Bot fresh hell is this?: Inside the rise of Artificial General Intelligence or AGI
26 days ago | 5 Views
Very rarely does the world of tech innovators reach such consensus.
There are two things everyone in this world seems to agree on at the moment: 1. Artificial General Intelligence (AGI) is on its way. 2. We don’t know what it will look like or how it will evolve once it gets started.
AGI will be so different from everything we know that it will make programs such as ChatGPT seem rudimentary. These will be “systems that are generally smarter than humans,” OpenAI co-founder and CEO Sam Altman said, in a statement posted online last year.
A key difference between generative AI and Artificial General Intelligence would be the latter’s ability to reach far beyond the data sets it is fed.
AI, as we know it, is ring-fenced by what it is taught. Hence the term “artificial narrow intelligence” or ANI is also used to describe it. In order for it to remain competent, its datasets must be actively updated with context and information.
AGI would not operate in this manner. In order for it to qualify as AGI, it would need to have access to an evolving body of knowledge: say, the internet.
It would then need to be free to “learn” and develop “cognitive ability” in a free-range manner. Much like humans do. What would this mean?
In a simple example, AGI could come upon a video of two people throwing a ball back and forth, and begin to calculate projectile rates and momentum.
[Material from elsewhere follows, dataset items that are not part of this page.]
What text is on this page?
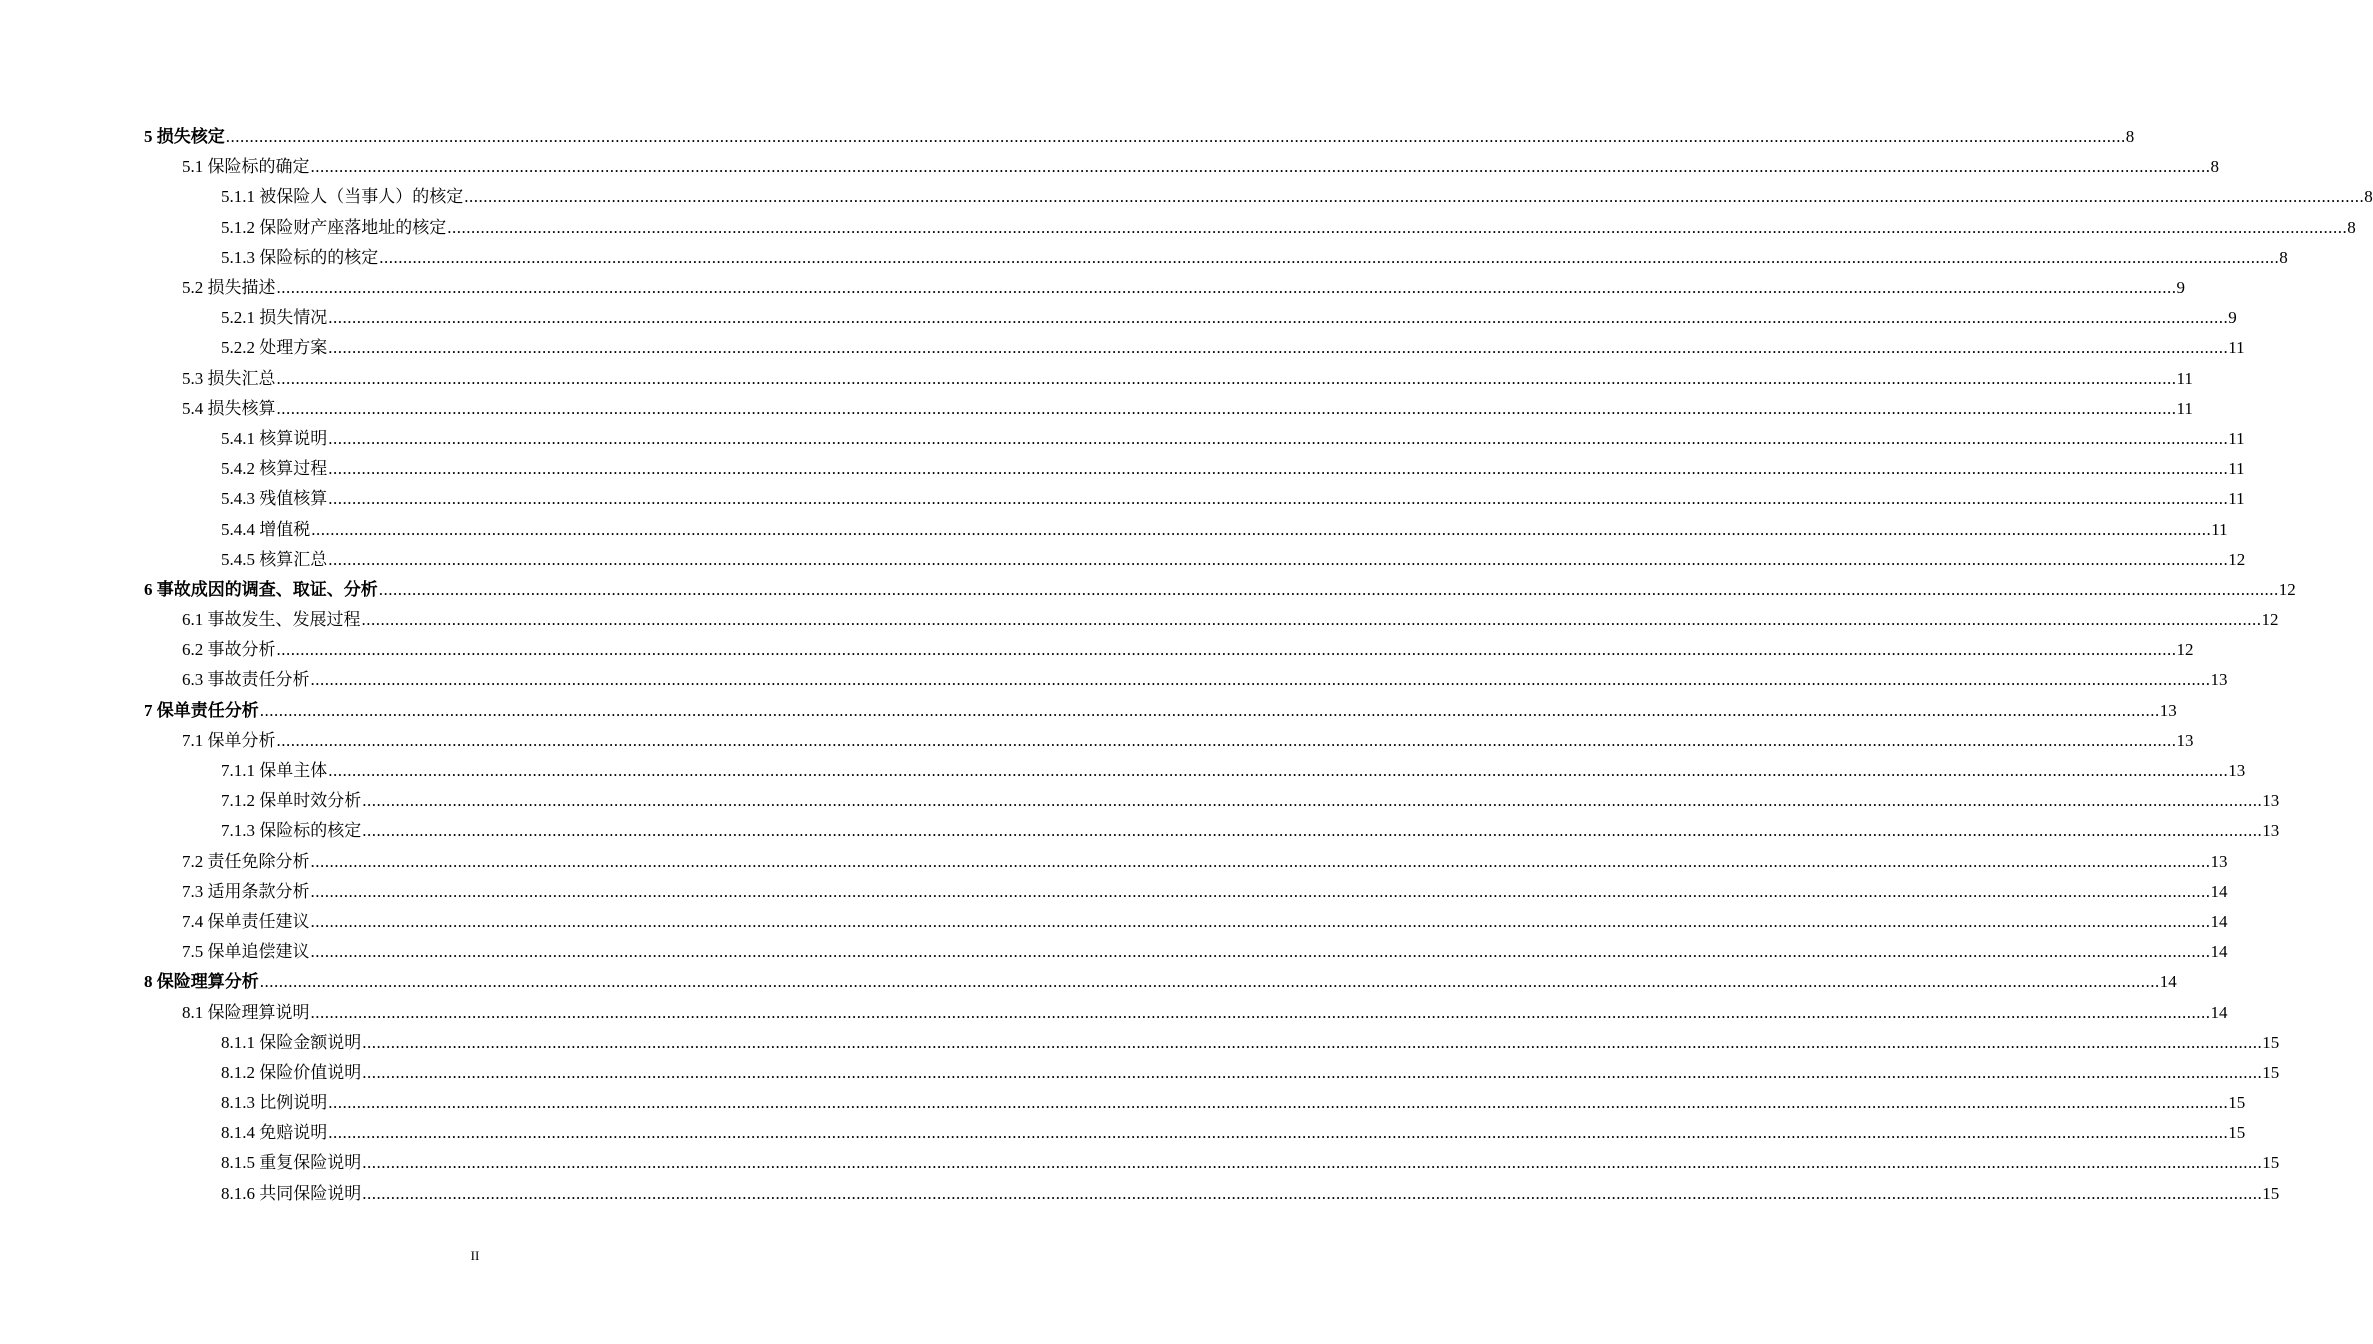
5 损失核定 ................................................................................................................................................................................................................................................................................................................................................................................................................ 8
5.1 保险标的确定 ................................................................................................................................................................................................................................................................................................................................................................................................................ 8
5.1.1 被保险人（当事人）的核定 ................................................................................................................................................................................................................................................................................................................................................................................................................ 8
5.1.2 保险财产座落地址的核定 ................................................................................................................................................................................................................................................................................................................................................................................................................ 8
5.1.3 保险标的的核定 ................................................................................................................................................................................................................................................................................................................................................................................................................ 8
5.2 损失描述 ................................................................................................................................................................................................................................................................................................................................................................................................................ 9
5.2.1 损失情况 ................................................................................................................................................................................................................................................................................................................................................................................................................ 9
5.2.2 处理方案 ................................................................................................................................................................................................................................................................................................................................................................................................................ 11
5.3 损失汇总 ................................................................................................................................................................................................................................................................................................................................................................................................................ 11
5.4 损失核算 ................................................................................................................................................................................................................................................................................................................................................................................................................ 11
5.4.1 核算说明 ................................................................................................................................................................................................................................................................................................................................................................................................................ 11
5.4.2 核算过程 ................................................................................................................................................................................................................................................................................................................................................................................................................ 11
5.4.3 残值核算 ................................................................................................................................................................................................................................................................................................................................................................................................................ 11
5.4.4 增值税 ................................................................................................................................................................................................................................................................................................................................................................................................................ 11
5.4.5 核算汇总 ................................................................................................................................................................................................................................................................................................................................................................................................................ 12
6 事故成因的调查、取证、分析 ................................................................................................................................................................................................................................................................................................................................................................................................................ 12
6.1 事故发生、发展过程 ................................................................................................................................................................................................................................................................................................................................................................................................................ 12
6.2 事故分析 ................................................................................................................................................................................................................................................................................................................................................................................................................ 12
6.3 事故责任分析 ................................................................................................................................................................................................................................................................................................................................................................................................................ 13
7 保单责任分析 ................................................................................................................................................................................................................................................................................................................................................................................................................ 13
7.1 保单分析 ................................................................................................................................................................................................................................................................................................................................................................................................................ 13
7.1.1 保单主体 ................................................................................................................................................................................................................................................................................................................................................................................................................ 13
7.1.2 保单时效分析 ................................................................................................................................................................................................................................................................................................................................................................................................................ 13
7.1.3 保险标的核定 ................................................................................................................................................................................................................................................................................................................................................................................................................ 13
7.2 责任免除分析 ................................................................................................................................................................................................................................................................................................................................................................................................................ 13
7.3 适用条款分析 ................................................................................................................................................................................................................................................................................................................................................................................................................ 14
7.4 保单责任建议 ................................................................................................................................................................................................................................................................................................................................................................................................................ 14
7.5 保单追偿建议 ................................................................................................................................................................................................................................................................................................................................................................................................................ 14
8 保险理算分析 ................................................................................................................................................................................................................................................................................................................................................................................................................ 14
8.1 保险理算说明 ................................................................................................................................................................................................................................................................................................................................................................................................................ 14
8.1.1 保险金额说明 ................................................................................................................................................................................................................................................................................................................................................................................................................ 15
8.1.2 保险价值说明 ................................................................................................................................................................................................................................................................................................................................................................................................................ 15
8.1.3 比例说明 ................................................................................................................................................................................................................................................................................................................................................................................................................ 15
8.1.4 免赔说明 ................................................................................................................................................................................................................................................................................................................................................................................................................ 15
8.1.5 重复保险说明 ................................................................................................................................................................................................................................................................................................................................................................................................................ 15
8.1.6 共同保险说明 ................................................................................................................................................................................................................................................................................................................................................................................................................ 15
II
It could later use this knowledge and this new view of the physical world, to calculate how a drone might be better deployed.
There is consensus within the tech community — at OpenAI, Meta, Google and Anthropic — that if such a program were created, it would, in the words of a 2023 IBM paper, be “more advanced than any human”.
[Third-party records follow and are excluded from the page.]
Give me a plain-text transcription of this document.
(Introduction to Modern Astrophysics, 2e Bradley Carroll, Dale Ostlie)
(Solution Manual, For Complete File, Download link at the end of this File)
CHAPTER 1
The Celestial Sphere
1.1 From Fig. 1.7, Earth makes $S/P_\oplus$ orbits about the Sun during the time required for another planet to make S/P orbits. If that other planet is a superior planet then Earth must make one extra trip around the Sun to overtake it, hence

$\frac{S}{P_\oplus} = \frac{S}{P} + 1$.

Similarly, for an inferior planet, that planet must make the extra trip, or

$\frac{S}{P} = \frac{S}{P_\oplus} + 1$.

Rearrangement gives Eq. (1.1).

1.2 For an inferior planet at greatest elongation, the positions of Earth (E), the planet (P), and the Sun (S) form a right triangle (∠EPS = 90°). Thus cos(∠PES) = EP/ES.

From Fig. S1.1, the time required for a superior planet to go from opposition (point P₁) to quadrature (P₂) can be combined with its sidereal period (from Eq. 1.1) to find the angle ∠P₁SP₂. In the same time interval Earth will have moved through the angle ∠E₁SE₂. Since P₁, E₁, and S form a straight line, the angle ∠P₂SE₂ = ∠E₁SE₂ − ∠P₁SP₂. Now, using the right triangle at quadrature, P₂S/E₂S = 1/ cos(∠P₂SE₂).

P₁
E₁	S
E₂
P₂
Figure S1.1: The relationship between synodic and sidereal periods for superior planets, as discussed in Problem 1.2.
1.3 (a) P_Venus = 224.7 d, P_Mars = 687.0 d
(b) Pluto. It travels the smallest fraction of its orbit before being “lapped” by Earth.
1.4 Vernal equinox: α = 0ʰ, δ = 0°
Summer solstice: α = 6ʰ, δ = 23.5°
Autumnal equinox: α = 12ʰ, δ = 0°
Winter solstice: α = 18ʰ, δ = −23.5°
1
These programs would be the kinds of “thinking machines promised by science fiction,” IBM stated, in a paper published this April.
A race without rules?
The thing to remember is that they don’t exist yet. The thing to remember is that they could.
Computational limitations are holding things back. It would also take a certain leap in infrastructure — even in terms of simple essentials such as space, water and power — to make AGI possible. But it can be thought of as the equivalent of a rowboat and a ship. We’ve built one; the free-floating foundations are there.
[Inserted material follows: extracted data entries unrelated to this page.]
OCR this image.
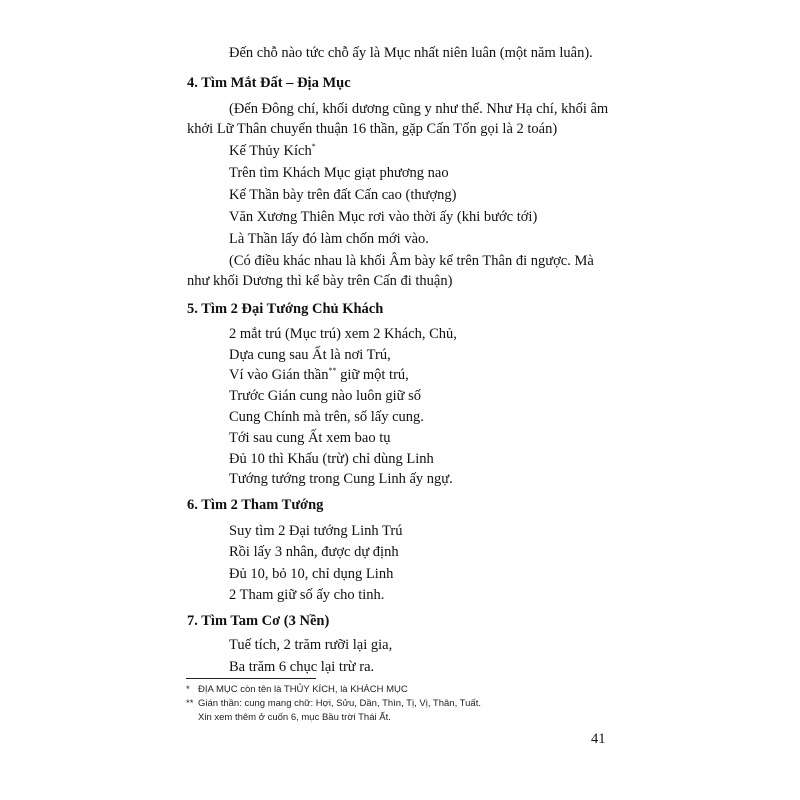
Đến chỗ nào tức chỗ ấy là Mục nhất niên luân (một năm luân).
4. Tìm Mắt Đất – Địa Mục
(Đến Đông chí, khối dương cũng y như thế. Như Hạ chí, khối âm
khởi Lữ Thân chuyển thuận 16 thần, gặp Cấn Tốn gọi là 2 toán)
Kế Thủy Kích*
Trên tìm Khách Mục giạt phương nao
Kế Thần bày trên đất Cấn cao (thượng)
Văn Xương Thiên Mục rơi vào thời ấy (khi bước tới)
Là Thần lấy đó làm chốn mới vào.
(Có điều khác nhau là khối Âm bày kể trên Thân đi ngược. Mà
như khối Dương thì kể bày trên Cấn đi thuận)
5. Tìm 2 Đại Tướng Chủ Khách
2 mắt trú (Mục trú) xem 2 Khách, Chủ,
Dựa cung sau Ất là nơi Trú,
Ví vào Gián thần** giữ một trú,
Trước Gián cung nào luôn giữ số
Cung Chính mà trên, số lấy cung.
Tới sau cung Ất xem bao tụ
Đủ 10 thì Khấu (trừ) chỉ dùng Linh
Tướng tướng trong Cung Linh ấy ngự.
6. Tìm 2 Tham Tướng
Suy tìm 2 Đại tướng Linh Trú
Rồi lấy 3 nhân, được dự định
Đủ 10, bỏ 10, chỉ dụng Linh
2 Tham giữ số ấy cho tinh.
7. Tìm Tam Cơ (3 Nền)
Tuế tích, 2 trăm rưỡi lại gia,
Ba trăm 6 chục lại trừ ra.
* ĐỊA MỤC còn tên là THỦY KÍCH, là KHÁCH MỤC
** Gián thần: cung mang chữ: Hợi, Sửu, Dần, Thìn, Tị, Vị, Thân, Tuất.
Xin xem thêm ở cuốn 6, mục Bầu trời Thái Ất.
41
This, in part, is why there have been so many resignations at OpenAI.
The company that created the pathbreaking generative AI model GPT lost much of its top rung this year, including chief scientist Ilya Sutskever, head of alignment Jan Leike, and chief technical officer Mira Murati.
All three quit citing “safety” concerns, saying OpenAI was moving too fast and prioritising results over safeguards, in ongoing experiments that aim to make the leap from AI to AGI.
Here among us...
There are those who believe the leap has already occurred.
Earlier this year, Elon Musk, who helped fund and co-found OpenAI in 2015 (and exited the board in 2018, amid conflicts of interest with his own companies, including Tesla), sued OpenAI, alleging that the latest version of GPT-4 is in fact an AGI product.
In his suit, Musk, who has since launched his own AI company, xAI, demands “judicial determination” of this.
It is unclear how a judge would effectively rule on such a plaint, which brings us to the huge gap between the rapid pace of development of AI, and the world’s lagging laws.
The effort to catch up, legislatively, is barely inching along.
When it comes to AGI, there was something of a shift last month — not in the laws, but at least in the approaches of key lawmakers.
At a subcommittee hearing in September, US senators heard testimony from whistleblowers from leading AI companies. At the end of the hearing, many appeared to move from their previously held opinion that AGI was “a vague metaphorical device” to the notion that, as one senator put it, “it is no longer that far out in the future.”
AGI experiments, meanwhile, continue. Google DeepMind, Anthropic, Microsoft and IBM are believed to be working on their own.
They and other advocates of the leap point to the good it could do. AGI could speed up and potentially improve medical diagnostics; customise education in ways hitherto unforeseen.
OpenAI has said AGI is capable of accelerating its own progress, making it hard to predict how quickly it could evolve. What about potential harm?
“A misaligned superintelligent AGI could cause grievous harm to the world; an autocratic regime with a decisive superintelligence lead could do that too,” OpenAI noted in a statement in February 2023. This was when it was first announcing the launch of efforts to create AGI. When Sutskever, Leike and Murati were still part of those efforts.
Before the lawsuit. Before the senate hearing. In a before to which we may no longer be able to return.